Tout lieu célèbre ou, mieux, célébré, jouit de ce statut finalement rare dans le monde en raison de l'unanimité qui s'est faite autour de lui. Cela commença avec les Sept Merveilles du Monde et le voyage d'Hérodote. Puis, les échanges s'intensifiant, des voyageurs comme Marco Polo et bien d'autres ensuite, firent le récit de ce qu'ils virent, insufflant chez leur auditoire ou lectorat l'impérieuse envie de s'y rendre.

        Puis, une fois cette reconnaissance acquise, c'est tout naturellement que ledit lieu se mute en passage obligé auquel écrivains, peintres et tous artistes en général consacrent une ligne ou un ouvrage ou quelque oeuvre que ce soit.

        Ce site a pu démontrer qu'Eze était célèbre et célébré depuis bien longtemps. Pour dater cet engouement, je dirais qu'il remonte au Rattachement du Comté de Nice à la France.

        Les articles consacrés à Eze sont légions et j'en ai cités quelques uns. Des films y ont été tournés. Toutes ces manifestations d'une unanimité admirative ont un point commun : cette "publicité" était gratuite.
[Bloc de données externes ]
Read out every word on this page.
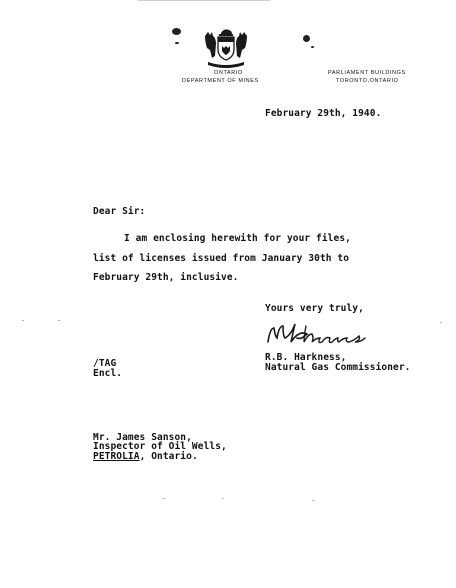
ONTARIO
DEPARTMENT OF MINES
PARLIAMENT BUILDINGS
TORONTO,ONTARIO
February 29th, 1940.
Dear Sir:
I am enclosing herewith for your files,
list of licenses issued from January 30th to
February 29th, inclusive.
Yours very truly,
R.B. Harkness,
Natural Gas Commissioner.
/TAG
Encl.
Mr. James Sanson,
Inspector of Oil Wells,
PETROLIA, Ontario.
        De même, si j'abondais dans le sens de ceux, trop nombreux à mon goût, qui voient notre village comme étant un "produit" - ce qui n'est nullement le cas - je leur dirais qu'ils se trompent de "marketing". Les lieux non pas les PLUS mais les MIEUX visités (l'un et l'autre s'accordant en règle générale) n'ont pas à diffuser l'information comme quoi il convient de s'y arrêter. Venise, Paris, le Mont Saint Michel, New York, Saint-Paul de Vence, Saint Petersbourg, etc - et j'en oublie!- ne se vendent pas; ils sont "hyperbookés" pour reprendre le vrai jargon de la fausse efficacité contemporaine.

        Les grandes médias mondiaux dont la presse écrite, les écrivains à succès et les acteurs de même, s'ils trouvaient ici ce qui les fait aller ailleurs n'auraient pas cessés depuis plus de vingt ans de consacrer de l'espace à Eze. Ce qu'ils recherchent : tout simplement des histoires et vrais s'il est possible.
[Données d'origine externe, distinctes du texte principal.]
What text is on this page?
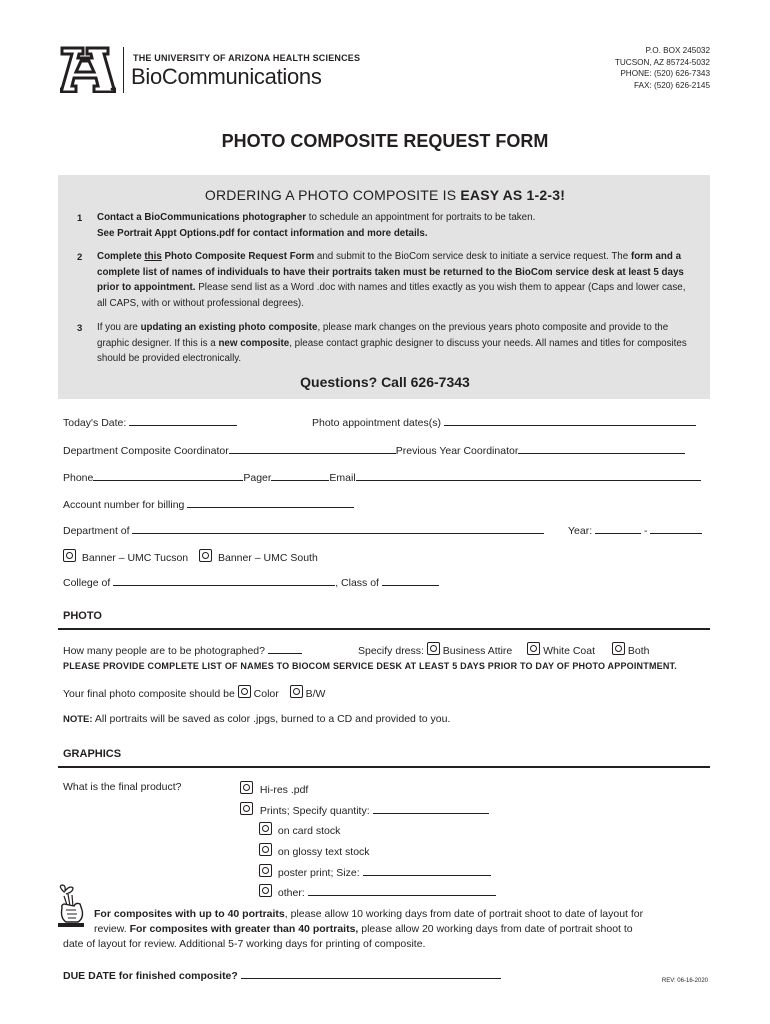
THE UNIVERSITY OF ARIZONA HEALTH SCIENCES
BioCommunications
P.O. BOX 245032
TUCSON, AZ 85724-5032
PHONE: (520) 626-7343
FAX: (520) 626-2145
PHOTO COMPOSITE REQUEST FORM
ORDERING A PHOTO COMPOSITE IS EASY AS 1-2-3!
1 Contact a BioCommunications photographer to schedule an appointment for portraits to be taken.
See Portrait Appt Options.pdf for contact information and more details.
2 Complete this Photo Composite Request Form and submit to the BioCom service desk to initiate a service request. The form and a complete list of names of individuals to have their portraits taken must be returned to the BioCom service desk at least 5 days prior to appointment. Please send list as a Word .doc with names and titles exactly as you wish them to appear (Caps and lower case, all CAPS, with or without professional degrees).
3 If you are updating an existing photo composite, please mark changes on the previous years photo composite and provide to the graphic designer. If this is a new composite, please contact graphic designer to discuss your needs. All names and titles for composites should be provided electronically.
Questions? Call 626-7343
Today's Date:	Photo appointment dates(s)
Department Composite Coordinator	Previous Year Coordinator
Phone	Pager	Email
Account number for billing
Department of	Year:	-
Banner – UMC Tucson	Banner – UMC South
College of	, Class of
PHOTO
How many people are to be photographed?	Specify dress: Business Attire	White Coat	Both
PLEASE PROVIDE COMPLETE LIST OF NAMES TO BIOCOM SERVICE DESK AT LEAST 5 DAYS PRIOR TO DAY OF PHOTO APPOINTMENT.
Your final photo composite should be Color	B/W
NOTE: All portraits will be saved as color .jpgs, burned to a CD and provided to you.
GRAPHICS
What is the final product?	Hi-res .pdf
Prints; Specify quantity:
on card stock
on glossy text stock
poster print; Size:
other:
For composites with up to 40 portraits, please allow 10 working days from date of portrait shoot to date of layout for
review. For composites with greater than 40 portraits, please allow 20 working days from date of portrait shoot to
date of layout for review. Additional 5-7 working days for printing of composite.
DUE DATE for finished composite?	REV: 06-16-2020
        Des histoires? Celles des gens, là aussi tout simplement. Mais la difficulté est bien celle-ci : les passants se multiplient, les habitants se raréfient. Que les efforts soient plutôt consacrés à cet appel à la vie et nul besoin alors de solder des équipes de thuriféraires. Nul besoin alors d'organiser des "happening" saisonniers (toujours estivaux) - qui ont pour seul mérite de faire travailler les intermittents du spectacle - mais faisons que la fête sourde à nouveau de chaque pierre habitée.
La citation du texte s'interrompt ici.